TSPY_KEYLOG.WD
VirTool:Win32/VBInject (Microsoft)
Windows 2000, Windows XP, Windows Server 2003
![](/vinfo/imgFiles/legend.jpg)
Threat Type: Spyware
Destructiveness: No
Encrypted: Yes
In the wild: Yes
OVERVIEW
This spyware arrives on a system as a file dropped by other malware or as a file downloaded unknowingly by users when visiting malicious sites.
It adds registry entries to enable its automatic execution at every system startup.
TECHNICAL DETAILS
Arrival Details
This spyware arrives on a system as a file dropped by other malware or as a file downloaded unknowingly by users when visiting malicious sites.
Installation
This spyware drops the following component file(s):
- %System%\cmd
(Note: %System% is the Windows system folder, which is usually C:\Windows\System on Windows 98 and ME, C:\WINNT\System32 on Windows NT and 2000, or C:\Windows\System32 on Windows XP and Server 2003.)
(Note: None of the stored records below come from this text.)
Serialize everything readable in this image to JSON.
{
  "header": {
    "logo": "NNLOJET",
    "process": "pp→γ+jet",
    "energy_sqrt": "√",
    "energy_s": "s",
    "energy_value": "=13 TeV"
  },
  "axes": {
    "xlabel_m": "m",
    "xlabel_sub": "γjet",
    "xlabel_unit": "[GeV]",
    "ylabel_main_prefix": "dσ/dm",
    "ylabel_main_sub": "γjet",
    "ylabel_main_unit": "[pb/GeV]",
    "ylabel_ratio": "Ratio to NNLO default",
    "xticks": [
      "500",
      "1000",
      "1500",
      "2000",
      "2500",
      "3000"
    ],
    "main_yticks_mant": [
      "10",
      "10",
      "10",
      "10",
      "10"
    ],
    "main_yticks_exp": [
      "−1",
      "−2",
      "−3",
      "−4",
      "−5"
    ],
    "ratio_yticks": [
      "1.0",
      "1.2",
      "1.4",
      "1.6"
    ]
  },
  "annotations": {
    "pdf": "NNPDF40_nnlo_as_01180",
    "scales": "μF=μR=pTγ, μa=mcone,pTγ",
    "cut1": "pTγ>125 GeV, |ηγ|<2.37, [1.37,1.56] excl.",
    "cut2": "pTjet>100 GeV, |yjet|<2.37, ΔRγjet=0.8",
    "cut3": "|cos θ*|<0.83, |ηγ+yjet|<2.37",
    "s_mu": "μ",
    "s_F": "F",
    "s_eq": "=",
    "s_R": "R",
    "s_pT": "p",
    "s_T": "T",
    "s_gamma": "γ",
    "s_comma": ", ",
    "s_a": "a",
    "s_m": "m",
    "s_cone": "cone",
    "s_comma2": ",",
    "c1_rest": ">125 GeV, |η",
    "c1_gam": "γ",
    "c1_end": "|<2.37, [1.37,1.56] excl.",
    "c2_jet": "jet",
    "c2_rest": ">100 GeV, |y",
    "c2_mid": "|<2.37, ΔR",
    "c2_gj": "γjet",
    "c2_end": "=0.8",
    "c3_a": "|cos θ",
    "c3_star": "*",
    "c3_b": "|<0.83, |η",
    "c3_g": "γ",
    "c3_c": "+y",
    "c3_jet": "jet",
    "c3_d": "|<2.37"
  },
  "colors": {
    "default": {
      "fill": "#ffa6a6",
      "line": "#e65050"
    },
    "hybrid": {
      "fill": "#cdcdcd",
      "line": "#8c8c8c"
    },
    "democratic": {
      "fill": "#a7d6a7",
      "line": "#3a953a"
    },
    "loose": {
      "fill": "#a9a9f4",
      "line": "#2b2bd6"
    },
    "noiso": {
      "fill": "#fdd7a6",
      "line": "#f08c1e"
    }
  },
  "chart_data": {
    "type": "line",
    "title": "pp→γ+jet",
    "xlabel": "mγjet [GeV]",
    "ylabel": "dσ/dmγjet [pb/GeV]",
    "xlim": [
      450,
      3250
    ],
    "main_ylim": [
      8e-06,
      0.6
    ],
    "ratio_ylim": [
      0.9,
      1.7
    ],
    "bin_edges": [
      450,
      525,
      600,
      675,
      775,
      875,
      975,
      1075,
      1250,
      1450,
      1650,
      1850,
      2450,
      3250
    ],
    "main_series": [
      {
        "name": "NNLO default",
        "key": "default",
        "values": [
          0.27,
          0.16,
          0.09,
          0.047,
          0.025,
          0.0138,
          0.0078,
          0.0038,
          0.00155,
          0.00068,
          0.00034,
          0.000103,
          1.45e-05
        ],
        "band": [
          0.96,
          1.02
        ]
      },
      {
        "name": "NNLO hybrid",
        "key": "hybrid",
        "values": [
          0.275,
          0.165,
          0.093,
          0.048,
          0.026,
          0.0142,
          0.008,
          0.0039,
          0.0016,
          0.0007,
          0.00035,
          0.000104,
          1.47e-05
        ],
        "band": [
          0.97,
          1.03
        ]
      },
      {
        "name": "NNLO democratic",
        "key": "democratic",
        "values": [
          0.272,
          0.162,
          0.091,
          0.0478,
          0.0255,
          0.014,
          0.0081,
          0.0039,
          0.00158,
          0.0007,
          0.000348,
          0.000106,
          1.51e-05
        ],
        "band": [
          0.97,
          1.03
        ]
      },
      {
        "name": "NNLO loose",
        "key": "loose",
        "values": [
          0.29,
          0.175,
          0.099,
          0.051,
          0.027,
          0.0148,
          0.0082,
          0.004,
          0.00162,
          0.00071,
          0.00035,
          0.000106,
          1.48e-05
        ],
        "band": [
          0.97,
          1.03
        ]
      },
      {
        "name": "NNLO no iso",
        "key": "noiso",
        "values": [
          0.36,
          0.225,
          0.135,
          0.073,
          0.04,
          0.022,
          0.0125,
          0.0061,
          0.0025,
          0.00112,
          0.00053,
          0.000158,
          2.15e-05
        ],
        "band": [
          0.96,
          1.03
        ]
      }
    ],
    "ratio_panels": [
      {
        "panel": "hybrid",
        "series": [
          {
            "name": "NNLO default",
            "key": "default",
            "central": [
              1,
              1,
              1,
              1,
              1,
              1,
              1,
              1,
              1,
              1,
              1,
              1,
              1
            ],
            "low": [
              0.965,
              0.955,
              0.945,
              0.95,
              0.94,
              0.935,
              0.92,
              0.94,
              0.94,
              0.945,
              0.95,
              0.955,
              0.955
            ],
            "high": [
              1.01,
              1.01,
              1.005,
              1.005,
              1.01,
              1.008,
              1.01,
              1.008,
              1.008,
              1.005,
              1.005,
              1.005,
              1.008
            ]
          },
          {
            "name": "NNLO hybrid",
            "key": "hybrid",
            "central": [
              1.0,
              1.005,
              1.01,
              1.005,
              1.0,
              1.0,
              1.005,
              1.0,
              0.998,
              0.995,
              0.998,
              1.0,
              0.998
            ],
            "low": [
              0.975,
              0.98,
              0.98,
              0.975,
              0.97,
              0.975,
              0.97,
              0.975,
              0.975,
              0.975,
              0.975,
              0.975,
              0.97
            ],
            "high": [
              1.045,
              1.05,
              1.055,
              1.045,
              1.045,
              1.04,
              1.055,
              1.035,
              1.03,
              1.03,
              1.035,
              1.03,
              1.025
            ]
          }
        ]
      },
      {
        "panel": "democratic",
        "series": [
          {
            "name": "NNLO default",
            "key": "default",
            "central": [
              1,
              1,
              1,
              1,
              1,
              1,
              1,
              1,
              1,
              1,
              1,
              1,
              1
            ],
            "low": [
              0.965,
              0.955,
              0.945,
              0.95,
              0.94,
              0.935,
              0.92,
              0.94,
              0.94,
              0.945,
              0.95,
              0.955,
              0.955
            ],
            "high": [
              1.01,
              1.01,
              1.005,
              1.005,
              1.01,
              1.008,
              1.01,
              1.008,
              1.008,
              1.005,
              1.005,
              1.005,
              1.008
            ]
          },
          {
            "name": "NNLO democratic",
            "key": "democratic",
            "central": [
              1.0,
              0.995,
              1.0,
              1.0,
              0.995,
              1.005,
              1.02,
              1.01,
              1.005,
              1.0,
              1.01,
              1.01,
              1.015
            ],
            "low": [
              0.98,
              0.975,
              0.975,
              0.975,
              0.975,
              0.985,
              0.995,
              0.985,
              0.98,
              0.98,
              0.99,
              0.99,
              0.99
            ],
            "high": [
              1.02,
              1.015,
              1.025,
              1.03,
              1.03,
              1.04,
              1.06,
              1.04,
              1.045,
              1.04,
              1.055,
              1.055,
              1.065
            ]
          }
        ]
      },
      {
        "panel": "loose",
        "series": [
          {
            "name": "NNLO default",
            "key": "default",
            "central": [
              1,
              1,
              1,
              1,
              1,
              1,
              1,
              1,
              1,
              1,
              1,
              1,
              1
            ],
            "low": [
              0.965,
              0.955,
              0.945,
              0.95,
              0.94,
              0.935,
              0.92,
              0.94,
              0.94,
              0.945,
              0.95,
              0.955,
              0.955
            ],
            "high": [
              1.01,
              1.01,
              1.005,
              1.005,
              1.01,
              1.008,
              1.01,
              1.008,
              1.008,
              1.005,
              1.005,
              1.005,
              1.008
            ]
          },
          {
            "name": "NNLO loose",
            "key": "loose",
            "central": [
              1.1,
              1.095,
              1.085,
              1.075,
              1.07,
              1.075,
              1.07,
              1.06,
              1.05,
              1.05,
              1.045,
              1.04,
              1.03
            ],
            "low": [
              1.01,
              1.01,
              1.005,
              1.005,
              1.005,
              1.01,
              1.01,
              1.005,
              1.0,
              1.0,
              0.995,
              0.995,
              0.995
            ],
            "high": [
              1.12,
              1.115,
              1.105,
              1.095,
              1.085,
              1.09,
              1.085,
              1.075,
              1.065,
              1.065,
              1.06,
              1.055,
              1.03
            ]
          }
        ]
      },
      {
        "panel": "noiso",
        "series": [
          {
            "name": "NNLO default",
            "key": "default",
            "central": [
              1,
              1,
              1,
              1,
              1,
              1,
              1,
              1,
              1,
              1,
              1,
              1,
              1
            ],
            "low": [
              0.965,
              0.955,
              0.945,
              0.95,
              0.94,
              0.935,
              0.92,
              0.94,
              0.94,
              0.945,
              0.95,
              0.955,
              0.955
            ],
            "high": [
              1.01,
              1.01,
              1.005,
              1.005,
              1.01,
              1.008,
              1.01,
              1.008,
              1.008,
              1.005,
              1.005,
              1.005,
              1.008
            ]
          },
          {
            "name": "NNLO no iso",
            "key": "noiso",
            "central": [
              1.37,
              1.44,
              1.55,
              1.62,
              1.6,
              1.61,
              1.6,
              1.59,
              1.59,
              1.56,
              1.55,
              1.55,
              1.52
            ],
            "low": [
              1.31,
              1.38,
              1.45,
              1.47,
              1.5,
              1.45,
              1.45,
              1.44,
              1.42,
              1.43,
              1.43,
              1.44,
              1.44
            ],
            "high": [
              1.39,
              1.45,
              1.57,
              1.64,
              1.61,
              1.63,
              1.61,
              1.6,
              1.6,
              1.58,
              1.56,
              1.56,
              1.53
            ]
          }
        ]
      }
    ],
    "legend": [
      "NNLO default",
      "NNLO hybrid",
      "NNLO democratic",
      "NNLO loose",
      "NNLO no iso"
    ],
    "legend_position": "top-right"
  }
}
It drops the following copies of itself into the affected system:
- %System%\cmd.exe
(Note: %System% is the Windows system folder, which is usually C:\Windows\System on Windows 98 and ME, C:\WINNT\System32 on Windows NT and 2000, or C:\Windows\System32 on Windows XP and Server 2003.)
Autostart Technique
This spyware adds the following registry entries to enable its automatic execution at every system startup:
HKEY_LOCAL_MACHINE\SOFTWARE\Microsoft\
Windows\CurrentVersion\Run
cmd.exe = %system%\cmd.exe
HKEY_LOCAL_MACHINE\SOFTWARE\Microsoft\
Active Setup\Installed Components\{9DAC0E14-E446-4251-A277-D863A87E229A}
StubPath = %system%\cmd.exe
Other System Modifications
This spyware adds the following registry keys:
HKEY_LOCAL_MACHINE\SOFTWARE\Microsoft\
Active Setup\Installed Components\{9DAC0E14-E446-4251-A277-D863A87E229A}
NOTES:
It deletes the legitimate file %System%\cmd.exe and replaces it with its copy named as %system%\cmd.exe.